Miko Peled comes from one of the most prominent Zionist families in Israeli history — his grandfather helped create the state of Israel, his father was a general in the IDF, and he himself served as a special forces soldier. Yet today he is one of the most outspoken voices against the crimes being committed in the name of his people. His testimony as an insider who saw the lies firsthand carries a weight that no amount of propaganda can dismiss.
Five Minutes Away from Salvation
Perhaps the most devastating detail Miko shares is this: five minutes by car from the catastrophe in Gaza, there are Israeli settlements with fully equipped hospitals, abundant food, and clean water. Every sick child, every starving family, every wounded civilian could be saved in a five-minute drive. Hundreds of trucks loaded with humanitarian aid sit waiting at the border while the world watches absurd airdrops into an area that is a 30-minute drive from Tel Aviv. The cruelty is not accidental — it is deliberate, systematic, and documented.
Five minutes away by car there are hospitals, food, clean water. Every one of these people could be saved. The death toll is about 30,000 killed, maybe 12,000 children, but nobody has had the chance to count what is under the rubble.
An Israeli Soldier’s Awakening
- As a young soldier, Miko watched his platoon trample Palestinian crops for no reason and was ordered to break every bone of anyone who dared to look at them
- During Israel’s 1982 invasion of Lebanon, he realized how naive he had been about the myth of the “moral army”

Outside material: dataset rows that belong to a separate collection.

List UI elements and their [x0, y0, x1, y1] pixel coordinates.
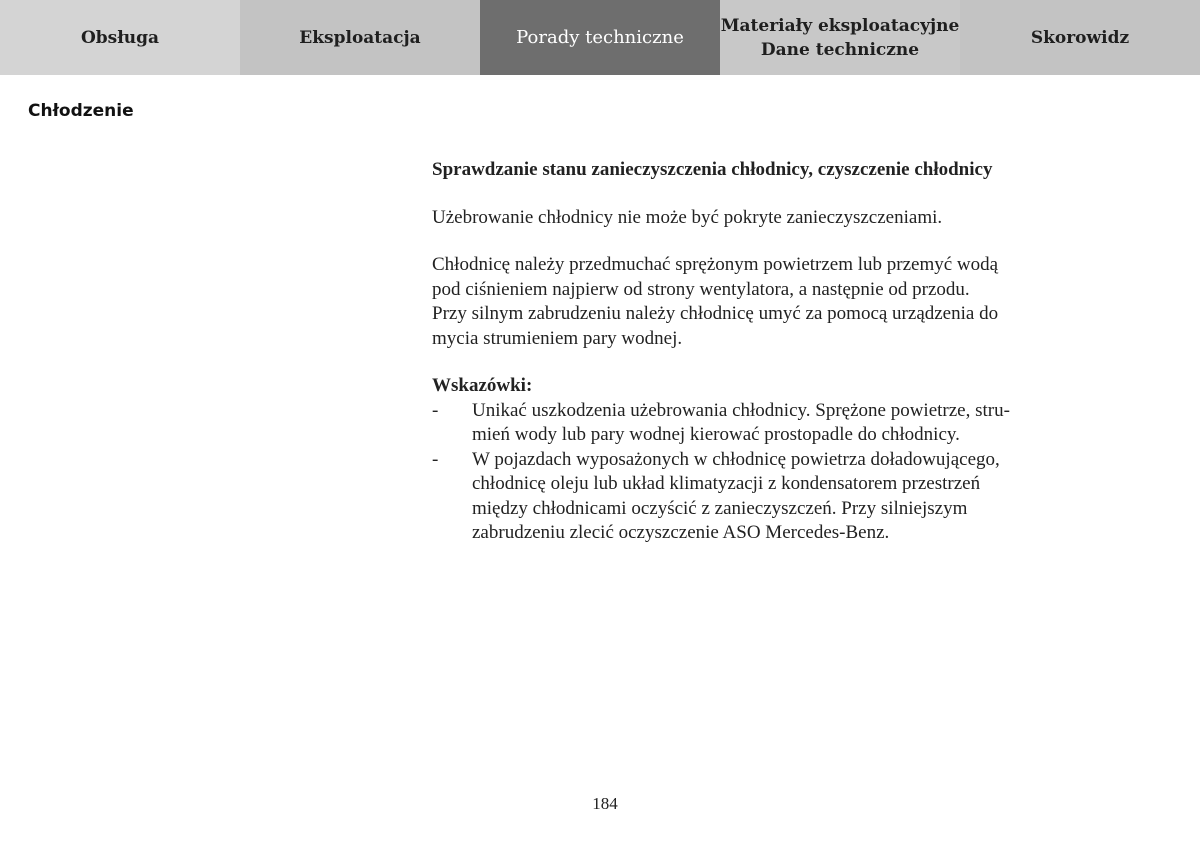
paragraph-cleaning	[432, 253, 1072, 351]
paragraph-line: mycia strumieniem pary wodnej.	[432, 327, 683, 349]
tab-label: Eksploatacja	[299, 27, 421, 48]
tab-label: Obsługa	[80, 27, 160, 48]
tab-eksploatacja[interactable]	[240, 0, 480, 75]
section-title: Chłodzenie	[28, 101, 134, 121]
page-number: 184	[592, 794, 618, 813]
tip-line: między chłodnicami oczyścić z zanieczyszczeń. Przy silniejszym	[472, 497, 968, 519]
paragraph-line: Przy silnym zabrudzeniu należy chłodnicę umyć za pomocą urządzenia do	[432, 303, 999, 324]
tip-item	[432, 399, 1072, 448]
paragraph-line: pod ciśnieniem najpierw od strony wentylatora, a następnie od przodu.	[432, 278, 970, 300]
tab-label: Skorowidz	[1030, 27, 1130, 48]
tab-skorowidz[interactable]	[960, 0, 1200, 75]
section-tabs	[0, 0, 1200, 75]
paragraph-line: Użebrowanie chłodnicy nie może być pokryte zanieczyszczeniami.	[432, 206, 943, 228]
tab-label-line-1: Materiały eksploatacyjne	[720, 15, 960, 36]
tip-line: chłodnicę oleju lub układ klimatyzacji z kondensatorem przestrzeń	[472, 473, 981, 494]
tip-line: zabrudzeniu zlecić oczyszczenie ASO Mercedes-Benz.	[472, 522, 890, 543]
tab-label-line-2: Dane techniczne	[760, 39, 920, 60]
tips-heading: Wskazówki:	[432, 375, 533, 396]
tip-dash: -	[432, 399, 439, 421]
tip-item	[432, 448, 1072, 546]
tip-line: Unikać uszkodzenia użebrowania chłodnicy. Sprężone powietrze, stru-	[472, 399, 1010, 421]
tab-obsluga[interactable]	[0, 0, 240, 75]
paragraph-line: Chłodnicę należy przedmuchać sprężonym powietrzem lub przemyć wodą	[432, 254, 999, 275]
content-body	[432, 158, 1072, 546]
paragraph-fins	[432, 206, 1072, 231]
content-heading: Sprawdzanie stanu zanieczyszczenia chłodnicy, czyszczenie chłodnicy	[432, 159, 993, 180]
tab-materialy-dane-techniczne[interactable]	[720, 0, 960, 75]
tip-line: W pojazdach wyposażonych w chłodnicę powietrza doładowującego,	[472, 448, 1000, 470]
tab-porady-techniczne[interactable]	[480, 0, 720, 75]
tip-dash: -	[432, 448, 439, 470]
tip-line: mień wody lub pary wodnej kierować prostopadle do chłodnicy.	[472, 424, 960, 445]
tab-label: Porady techniczne	[516, 26, 684, 48]
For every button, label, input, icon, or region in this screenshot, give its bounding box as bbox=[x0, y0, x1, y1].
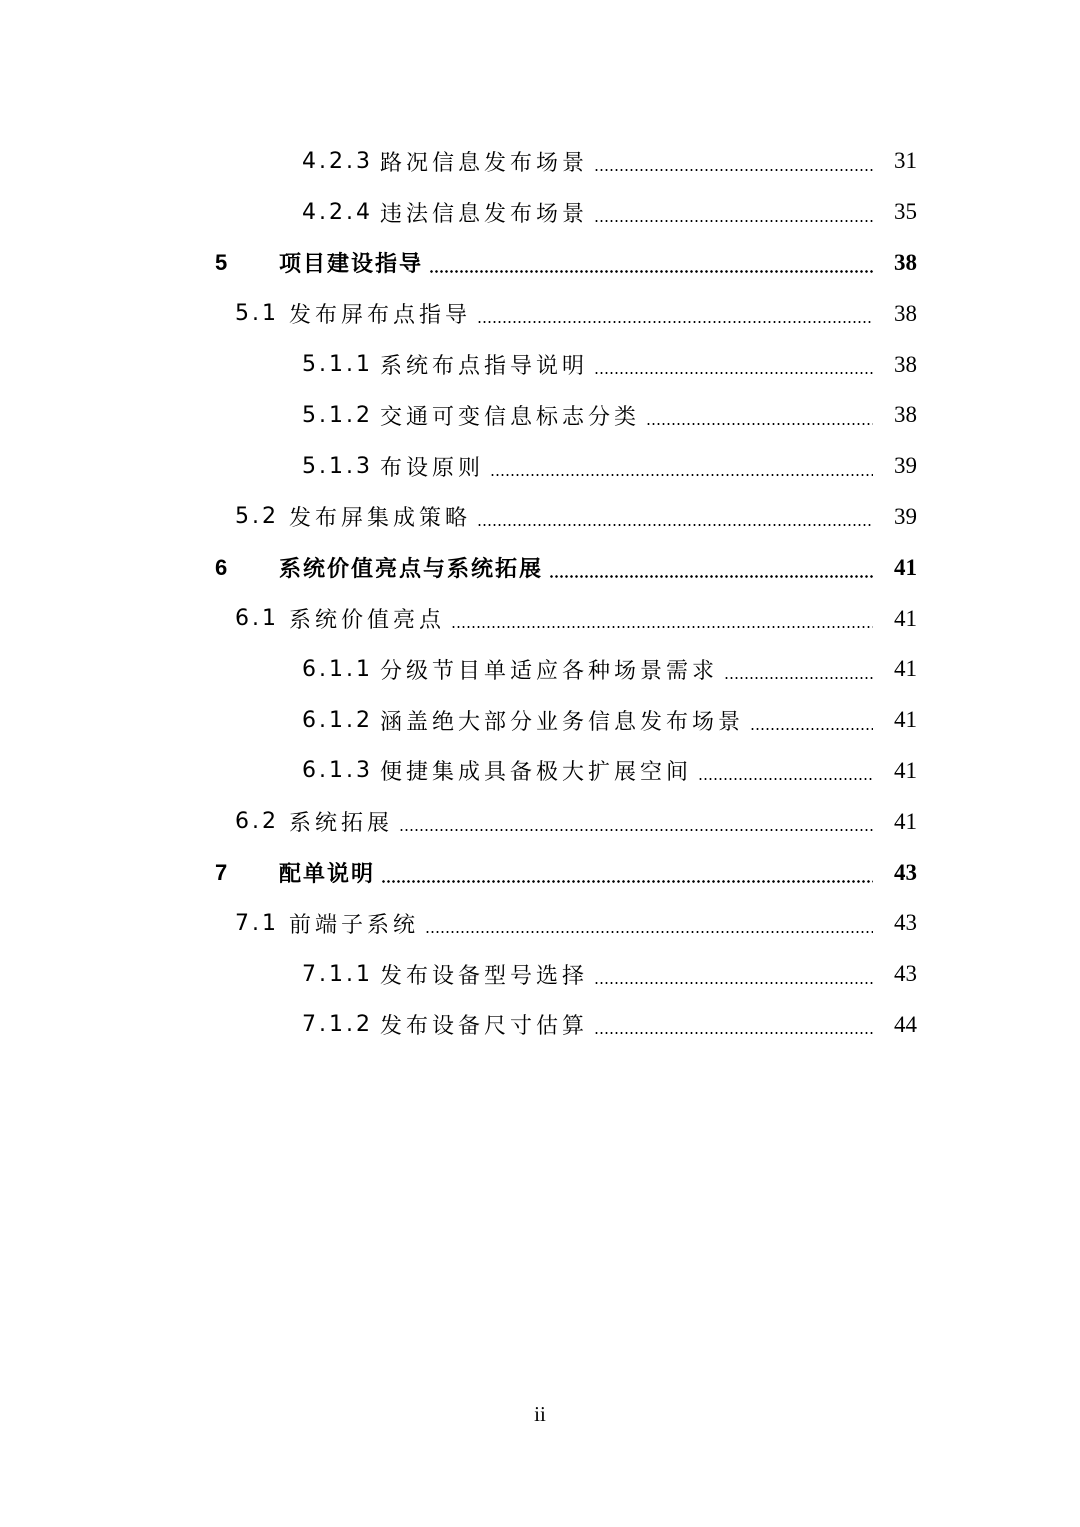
toc-entry-number: 6.1 bbox=[235, 606, 279, 632]
toc-entry-title: 发布屏布点指导 bbox=[289, 303, 472, 329]
toc-entry[interactable] bbox=[0, 746, 1080, 797]
toc-dot-leader bbox=[594, 982, 873, 984]
toc-entry-page: 43 bbox=[894, 961, 917, 987]
toc-entry-page: 41 bbox=[894, 656, 917, 682]
toc-dot-leader bbox=[750, 728, 873, 730]
toc-entry-page: 41 bbox=[894, 707, 917, 733]
toc-dot-leader bbox=[646, 423, 873, 425]
toc-entry[interactable] bbox=[0, 238, 1080, 289]
table-of-contents bbox=[0, 136, 1080, 1050]
toc-entry-title: 分级节目单适应各种场景需求 bbox=[380, 658, 719, 684]
toc-entry[interactable] bbox=[0, 796, 1080, 847]
toc-entry[interactable] bbox=[0, 542, 1080, 593]
toc-entry-number: 7.1.1 bbox=[302, 961, 373, 987]
toc-entry-page: 31 bbox=[894, 148, 917, 174]
toc-entry-page: 44 bbox=[894, 1011, 917, 1037]
toc-entry-number: 5 bbox=[215, 249, 228, 275]
toc-entry-page: 41 bbox=[894, 757, 917, 783]
toc-dot-leader bbox=[594, 169, 873, 171]
toc-entry[interactable] bbox=[0, 1000, 1080, 1051]
toc-entry-title: 发布设备型号选择 bbox=[380, 963, 589, 989]
toc-entry-page: 38 bbox=[894, 351, 917, 377]
toc-entry-title: 交通可变信息标志分类 bbox=[380, 404, 641, 430]
toc-dot-leader bbox=[477, 321, 873, 323]
toc-entry-number: 5.1 bbox=[235, 301, 279, 327]
page-number: ii bbox=[534, 1402, 546, 1426]
toc-entry-title: 前端子系统 bbox=[289, 912, 420, 938]
toc-entry[interactable] bbox=[0, 187, 1080, 238]
toc-entry[interactable] bbox=[0, 949, 1080, 1000]
toc-entry[interactable] bbox=[0, 390, 1080, 441]
toc-dot-leader bbox=[477, 524, 873, 526]
toc-entry-page: 43 bbox=[894, 859, 917, 885]
toc-dot-leader bbox=[594, 220, 873, 222]
toc-entry-page: 41 bbox=[894, 605, 917, 631]
toc-entry[interactable] bbox=[0, 898, 1080, 949]
toc-entry-title: 便捷集成具备极大扩展空间 bbox=[380, 760, 693, 786]
toc-entry-title: 发布设备尺寸估算 bbox=[380, 1014, 589, 1040]
toc-entry[interactable] bbox=[0, 339, 1080, 390]
toc-dot-leader bbox=[698, 778, 873, 780]
toc-entry-title: 布设原则 bbox=[380, 455, 485, 481]
toc-entry-title: 系统拓展 bbox=[289, 811, 394, 837]
toc-entry-title: 系统价值亮点与系统拓展 bbox=[279, 557, 544, 583]
toc-entry-number: 6.1.3 bbox=[302, 758, 373, 784]
toc-entry-title: 路况信息发布场景 bbox=[380, 150, 589, 176]
toc-entry-title: 配单说明 bbox=[279, 862, 376, 888]
toc-dot-leader bbox=[381, 880, 873, 883]
toc-entry-page: 39 bbox=[894, 453, 917, 479]
toc-dot-leader bbox=[451, 626, 873, 628]
toc-entry[interactable] bbox=[0, 492, 1080, 543]
toc-entry-number: 6.1.1 bbox=[302, 656, 373, 682]
toc-entry-number: 5.1.1 bbox=[302, 352, 373, 378]
toc-dot-leader bbox=[549, 575, 873, 578]
toc-entry-title: 项目建设指导 bbox=[279, 252, 424, 278]
toc-entry[interactable] bbox=[0, 847, 1080, 898]
toc-entry-page: 41 bbox=[894, 808, 917, 834]
toc-dot-leader bbox=[425, 931, 873, 933]
toc-entry-page: 38 bbox=[894, 300, 917, 326]
toc-entry-number: 5.1.2 bbox=[302, 402, 373, 428]
toc-dot-leader bbox=[399, 829, 873, 831]
toc-entry-number: 4.2.3 bbox=[302, 148, 373, 174]
toc-entry[interactable] bbox=[0, 695, 1080, 746]
toc-entry-title: 涵盖绝大部分业务信息发布场景 bbox=[380, 709, 745, 735]
toc-entry[interactable] bbox=[0, 136, 1080, 187]
toc-entry-title: 违法信息发布场景 bbox=[380, 201, 589, 227]
toc-entry-page: 39 bbox=[894, 503, 917, 529]
toc-entry[interactable] bbox=[0, 644, 1080, 695]
toc-entry-number: 4.2.4 bbox=[302, 199, 373, 225]
toc-entry-page: 43 bbox=[894, 910, 917, 936]
toc-entry-page: 38 bbox=[894, 402, 917, 428]
toc-dot-leader bbox=[429, 270, 873, 273]
toc-entry-page: 38 bbox=[894, 249, 917, 275]
toc-entry[interactable] bbox=[0, 441, 1080, 492]
toc-entry-number: 7.1 bbox=[235, 910, 279, 936]
toc-dot-leader bbox=[594, 1032, 873, 1034]
toc-entry-number: 6.1.2 bbox=[302, 707, 373, 733]
toc-entry[interactable] bbox=[0, 288, 1080, 339]
toc-entry-number: 7 bbox=[215, 859, 228, 885]
toc-entry-number: 5.2 bbox=[235, 504, 279, 530]
toc-entry-title: 系统布点指导说明 bbox=[380, 354, 589, 380]
toc-dot-leader bbox=[490, 474, 873, 476]
toc-entry-number: 7.1.2 bbox=[302, 1012, 373, 1038]
toc-entry-title: 发布屏集成策略 bbox=[289, 506, 472, 532]
toc-dot-leader bbox=[594, 372, 873, 374]
toc-entry-number: 6 bbox=[215, 554, 228, 580]
toc-entry[interactable] bbox=[0, 593, 1080, 644]
toc-entry-page: 41 bbox=[894, 554, 917, 580]
toc-entry-number: 5.1.3 bbox=[302, 453, 373, 479]
toc-entry-page: 35 bbox=[894, 199, 917, 225]
toc-dot-leader bbox=[724, 677, 873, 679]
toc-entry-number: 6.2 bbox=[235, 809, 279, 835]
toc-entry-title: 系统价值亮点 bbox=[289, 608, 446, 634]
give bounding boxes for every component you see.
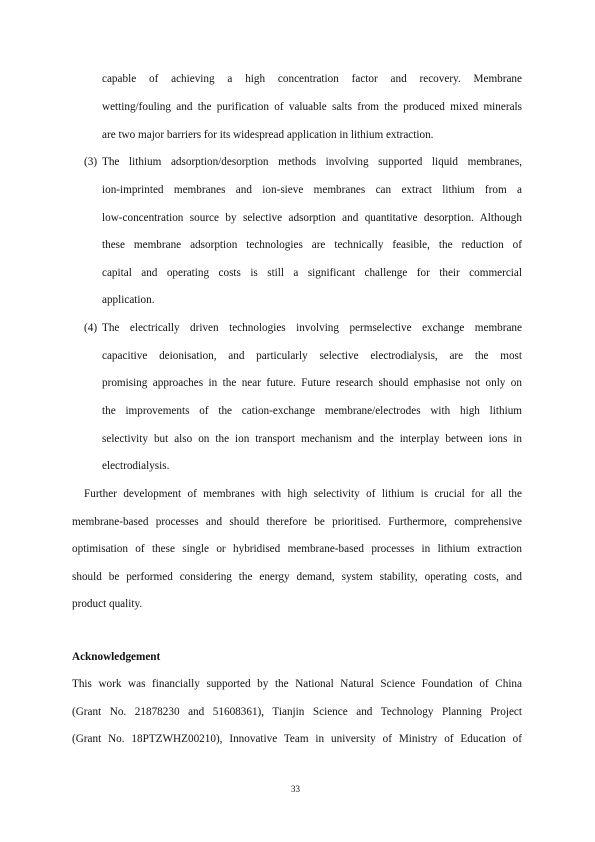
text-line: The electrically driven technologies involving permselective exchange membrane xyxy=(102,322,522,334)
text-line: the improvements of the cation-exchange membrane/electrodes with high lithium xyxy=(102,405,522,417)
text-line: low-concentration source by selective adsorption and quantitative desorption. Although xyxy=(102,212,522,224)
text-line: application. xyxy=(102,294,155,306)
list-number: (3) xyxy=(84,156,98,168)
text-line: Further development of membranes with high selectivity of lithium is crucial for all the xyxy=(84,488,522,500)
text-line: (Grant No. 18PTZWHZ00210), Innovative Team in university of Ministry of Education of xyxy=(72,733,522,745)
text-line: membrane-based processes and should therefore be prioritised. Furthermore, comprehensive xyxy=(72,516,522,528)
text-line: The lithium adsorption/desorption methods involving supported liquid membranes, xyxy=(102,156,522,168)
text-line: optimisation of these single or hybridised membrane-based processes in lithium extraction xyxy=(72,543,522,555)
section-heading: Acknowledgement xyxy=(72,651,161,663)
text-line: This work was financially supported by the National Natural Science Foundation of China xyxy=(72,678,522,690)
text-line: wetting/fouling and the purification of valuable salts from the produced mixed minerals xyxy=(102,101,522,113)
text-line: product quality. xyxy=(72,598,143,610)
page-number: 33 xyxy=(291,784,300,794)
text-line: selectivity but also on the ion transport mechanism and the interplay between ions in xyxy=(102,433,522,445)
text-line: promising approaches in the near future. Future research should emphasise not only on xyxy=(102,377,522,389)
text-line: capital and operating costs is still a significant challenge for their commercial xyxy=(102,267,522,279)
text-line: electrodialysis. xyxy=(102,460,170,472)
text-line: ion-imprinted membranes and ion-sieve membranes can extract lithium from a xyxy=(102,184,522,196)
list-number: (4) xyxy=(84,322,98,334)
text-line: these membrane adsorption technologies are technically feasible, the reduction of xyxy=(102,239,522,251)
text-line: should be performed considering the energy demand, system stability, operating costs, and xyxy=(72,571,522,583)
text-line: capable of achieving a high concentration factor and recovery. Membrane xyxy=(102,73,522,85)
text-line: are two major barriers for its widespread application in lithium extraction. xyxy=(102,129,434,141)
text-line: capacitive deionisation, and particularly selective electrodialysis, are the most xyxy=(102,350,522,362)
text-line: (Grant No. 21878230 and 51608361), Tianjin Science and Technology Planning Project xyxy=(72,706,522,718)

- He was the only one in his unit who could not understand how everyone else was okay with the inhumanity they were witnessing
- His journey from a proud Zionist family to becoming a peace activist and author of “The General’s Son” shows that truth can break through even the heaviest indoctrination
The Lies Cannot Hold Forever
Miko Peled’s transformation proves that no amount of indoctrination is permanent when a person’s conscience refuses to die. He openly calls what is happening in Gaza a genocide and an apartheid, and he does so as someone whose own family helped build the state of Israel. His message is simple: if you have a beating heart and a moral conscience, the bar is extremely low to speak out against what is being done to the Palestinian people. The question for every viewer is the same one Miko asked himself decades ago: how is it that people see this injustice and it doesn’t wake them up?
I was taught to hate and be racist, but how is it that when people actually see the injustice, it doesn’t wake them up? I have no explanation for that. I really don’t understand.